Thursday, September 10, 2009

Midterm Study Image 2009/8 Roman Lead Glazed

Rome, Three vessels, lead glaze, mold-made with relief, 1 c. BCE-1 c CE

Three Roman vessels, all with vitreous glaze. Double-handled cup with applied scales CE 20-70, said to be from Arles, France; Double-handled vase c. CE 70-100, said to be from Tharros; singled-handled cup decorated with imbricated leaves, from Asia Minor, 1st. C CE. Height (tallest) 17.5 cm.

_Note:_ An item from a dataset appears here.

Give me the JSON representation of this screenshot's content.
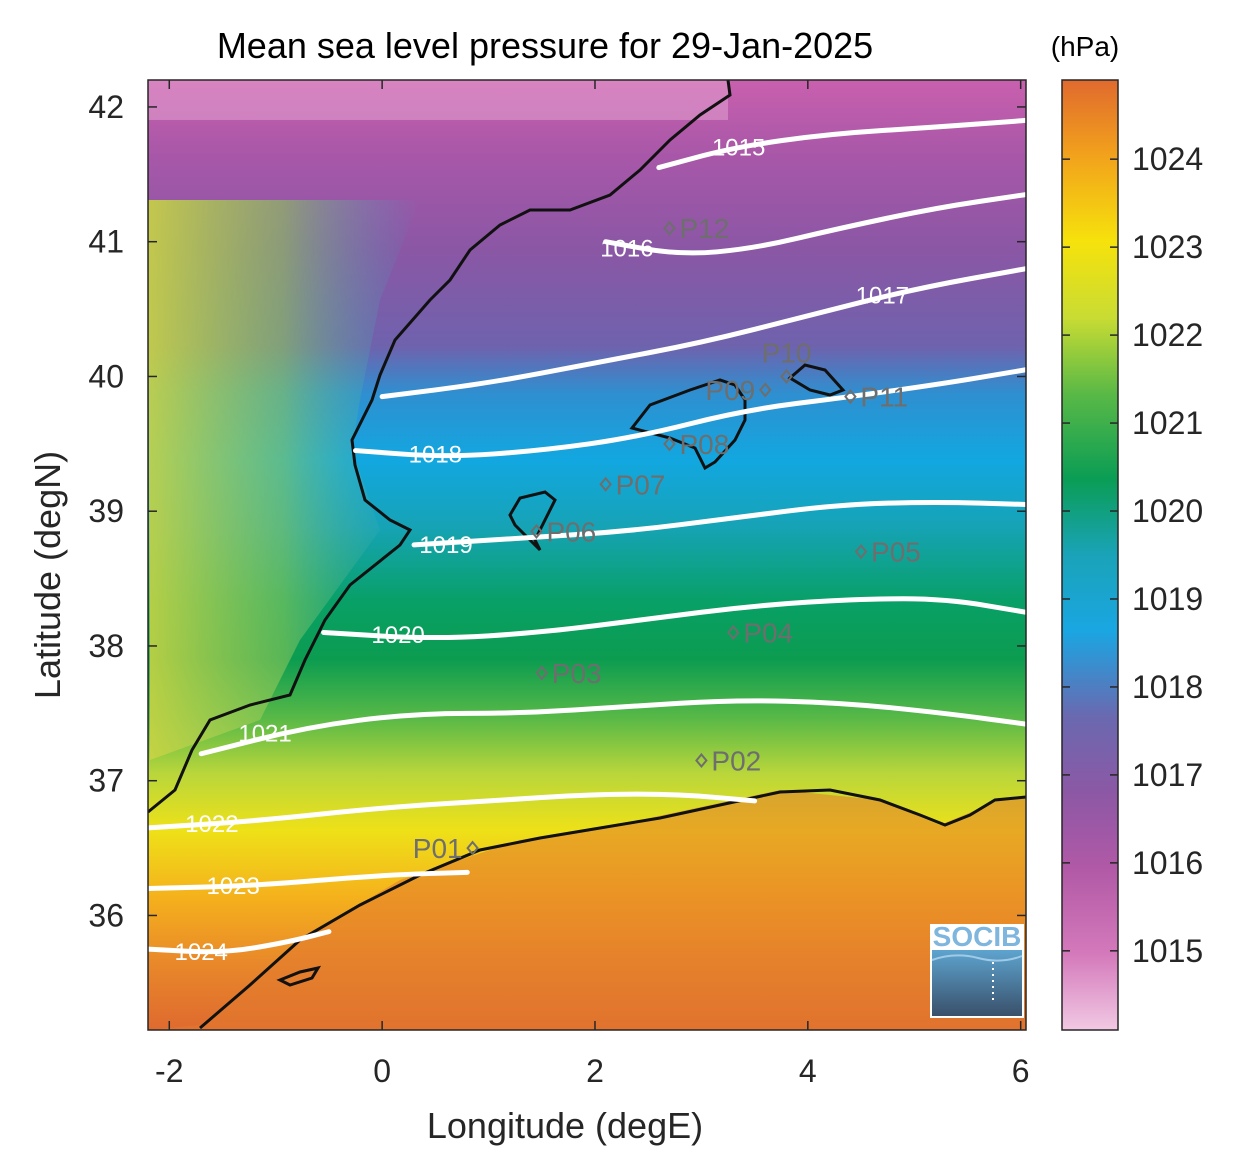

Such wares were regarded as luxury items. (note differences in place of origin, date)This form of drinking cup, with deep body and ring handles with thumb-rests, is known as a skyphos. It was a popular shape, made in metal, pottery and glass during the later Hellenistic and early Roman periods (about 150 BC- AD 100). The cup is covered by a thick glaze of lead silicate glass, which firing conditions turned a deep rich green on the exterior, and honey brown on the interior. The process of producing and firing such vessels was complicated by the adhesive nature of the glaze, which would bond itself to anything it touched in the kiln. The solution lay in firing the vessels upside-down, supported from the inside by three small prongs on a tall stand. The marks left on the interior are small, but drops of congealed glaze which formed when the vessel was inverted appear on the rim. Lead-glazed pottery was one of the few genuinely glazed ceramics of antiquity. At first they were almost certainly made in imitation of metal tableware. The earliest mass-produced and mould-made lead-glazed wares were made in Tarsus, Smyrna and other cities in Asia Minor from the late second century BC. From the late first century BC production centres were established in Italy, in the northern Adriatic and around Rome and Naples. From there the technique was exported to the Empire, from the Danube provinces to Gaul, Germany and Britain. Height: 7 cm ; Restoration can be highly deceptive. At first sight and even under careful scrutiny, this drinking vessel appears entirely preserved. However, under low magnification using a microscope, brush marks are visible on the handles. Under ultraviolet (UV) light, the two handles fluoresce a bright, light blue, showing that they had been painted, whereas the rest of the vessel was glazed. The paint indicates that the handles had been restored. It is not possible to tell from visual examination whether the handles are completely restored or if they are partly restored with heavy over-painting. This seems to be an example of intentional faking. However, the appearance of the handles is thought to be representative of how they may have originally looked. Since the restoration was not causing any damage to the pottery it was not removed. S. Buys and V. Oakley, The conservation and restoration of ceramics (Oxford, Butterworth Heinemann, 1993).